Some people believe that once we reach a particular point in development, you kind of got what you’ve got. When new neuroscience research reveals that every part of the brain can rewire and everyone has the capacity to change. Author Dr. Norman Doyage reveals in his book, “The Brain That Changes Itself,” the often we think or do something, the more dominant and stronger the connection becomes — it’s call neuroplasticity. And, even way back in 335 BC, the father of anatomy, Herophilus, understood the wisdom and learning. He stated, that “when health is absent, wisdom cannot reveal itself, art cannot manifest, strength cannot fight, wealth becomes useless, and intelligence cannot be applied.” The focus of all the research on ways to remain healthy later on in life reveal five keys to neuroplasticity:
- Aerobic Exercise: We are designed to be moving constantly. Standing, walking, moving around a little every hour is better than sitting all day, then a burst of exercise.
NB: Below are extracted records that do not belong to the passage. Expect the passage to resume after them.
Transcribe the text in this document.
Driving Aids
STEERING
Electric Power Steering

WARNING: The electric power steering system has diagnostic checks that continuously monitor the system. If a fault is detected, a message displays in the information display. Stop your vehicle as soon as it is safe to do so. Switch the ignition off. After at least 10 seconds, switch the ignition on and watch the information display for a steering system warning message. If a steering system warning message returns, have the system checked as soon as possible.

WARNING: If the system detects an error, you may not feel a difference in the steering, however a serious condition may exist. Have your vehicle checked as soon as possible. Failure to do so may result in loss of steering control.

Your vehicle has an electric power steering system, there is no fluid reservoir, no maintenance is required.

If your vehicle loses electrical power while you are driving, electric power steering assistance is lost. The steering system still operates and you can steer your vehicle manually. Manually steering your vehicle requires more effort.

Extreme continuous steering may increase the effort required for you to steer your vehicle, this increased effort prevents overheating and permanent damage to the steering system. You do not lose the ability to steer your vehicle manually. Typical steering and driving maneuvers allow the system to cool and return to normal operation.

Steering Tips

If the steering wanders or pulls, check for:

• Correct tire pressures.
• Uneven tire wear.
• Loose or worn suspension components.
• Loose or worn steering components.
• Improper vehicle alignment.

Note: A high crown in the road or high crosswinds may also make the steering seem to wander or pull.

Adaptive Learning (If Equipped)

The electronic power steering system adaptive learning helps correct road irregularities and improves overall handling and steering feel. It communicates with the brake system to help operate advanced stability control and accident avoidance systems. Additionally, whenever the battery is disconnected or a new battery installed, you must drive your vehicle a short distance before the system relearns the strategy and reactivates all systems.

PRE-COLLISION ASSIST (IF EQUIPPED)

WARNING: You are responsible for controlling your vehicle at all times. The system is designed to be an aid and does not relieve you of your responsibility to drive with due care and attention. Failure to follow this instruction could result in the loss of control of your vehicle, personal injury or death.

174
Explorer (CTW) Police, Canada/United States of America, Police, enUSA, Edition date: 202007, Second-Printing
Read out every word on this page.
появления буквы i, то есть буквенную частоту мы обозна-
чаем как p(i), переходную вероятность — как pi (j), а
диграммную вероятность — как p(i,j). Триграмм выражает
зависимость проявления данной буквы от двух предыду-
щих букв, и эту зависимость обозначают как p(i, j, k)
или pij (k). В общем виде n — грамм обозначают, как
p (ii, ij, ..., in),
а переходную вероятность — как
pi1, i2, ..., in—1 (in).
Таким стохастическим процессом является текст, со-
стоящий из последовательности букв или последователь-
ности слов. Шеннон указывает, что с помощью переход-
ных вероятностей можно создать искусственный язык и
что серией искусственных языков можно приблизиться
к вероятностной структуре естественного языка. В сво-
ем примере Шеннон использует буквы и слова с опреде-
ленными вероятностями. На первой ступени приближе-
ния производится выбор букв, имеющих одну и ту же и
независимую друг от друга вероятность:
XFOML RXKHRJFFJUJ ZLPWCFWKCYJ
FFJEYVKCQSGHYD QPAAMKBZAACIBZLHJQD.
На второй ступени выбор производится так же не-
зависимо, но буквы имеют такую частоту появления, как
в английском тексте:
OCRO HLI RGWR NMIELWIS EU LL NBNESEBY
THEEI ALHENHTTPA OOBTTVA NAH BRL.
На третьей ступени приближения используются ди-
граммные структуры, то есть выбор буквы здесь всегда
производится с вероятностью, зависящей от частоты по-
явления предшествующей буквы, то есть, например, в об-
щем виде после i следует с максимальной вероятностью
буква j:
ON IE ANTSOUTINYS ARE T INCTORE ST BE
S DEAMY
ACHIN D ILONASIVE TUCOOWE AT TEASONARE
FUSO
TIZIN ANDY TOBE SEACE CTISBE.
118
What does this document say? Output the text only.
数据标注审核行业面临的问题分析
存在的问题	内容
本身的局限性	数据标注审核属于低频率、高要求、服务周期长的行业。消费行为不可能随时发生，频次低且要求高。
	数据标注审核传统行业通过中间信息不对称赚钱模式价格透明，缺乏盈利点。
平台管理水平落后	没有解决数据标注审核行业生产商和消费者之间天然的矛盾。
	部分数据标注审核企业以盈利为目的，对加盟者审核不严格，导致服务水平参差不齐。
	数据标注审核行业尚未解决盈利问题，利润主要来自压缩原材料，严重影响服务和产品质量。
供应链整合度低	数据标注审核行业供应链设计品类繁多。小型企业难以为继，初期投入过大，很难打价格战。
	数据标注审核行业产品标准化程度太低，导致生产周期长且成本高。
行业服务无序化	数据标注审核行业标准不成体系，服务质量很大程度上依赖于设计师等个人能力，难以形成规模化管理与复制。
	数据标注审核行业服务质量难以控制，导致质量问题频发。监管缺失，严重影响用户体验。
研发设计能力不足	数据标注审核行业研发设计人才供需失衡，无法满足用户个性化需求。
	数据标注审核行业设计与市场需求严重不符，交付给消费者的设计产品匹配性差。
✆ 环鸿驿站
- Nutrition: Lower calorie, higher quality food such as fruits, vegetables, high quality fat and antioxidants – what’s good for the brain is good for the heart.
- Sleep: Research shows that most adults need 7-9 hours of sleep (teens need 8-10); not getting enough sleep can be devastating to the brain.
- Novelty: When life is going on auto pilot, we are not getting any new neural connections. Get uncomfortable and try something new; new thoughts and actions build new neural pathways; increase the level of challenge; stimulation increases brain activity.
- Pay Close Attention: Focus on one thing at a time; consider mediation.
Apart from these five keys, there are four enhancers of neuroplasticity: (1) relationships (2) make mistakes (3) humor and play (4) activate all your senses.
Rate yourself on a scale of 1-10 and notice where you can do a better job: Sleep, Exercise, Nutrition, Novelty, Focus – then create a plan to make lasting change, regardless of your age.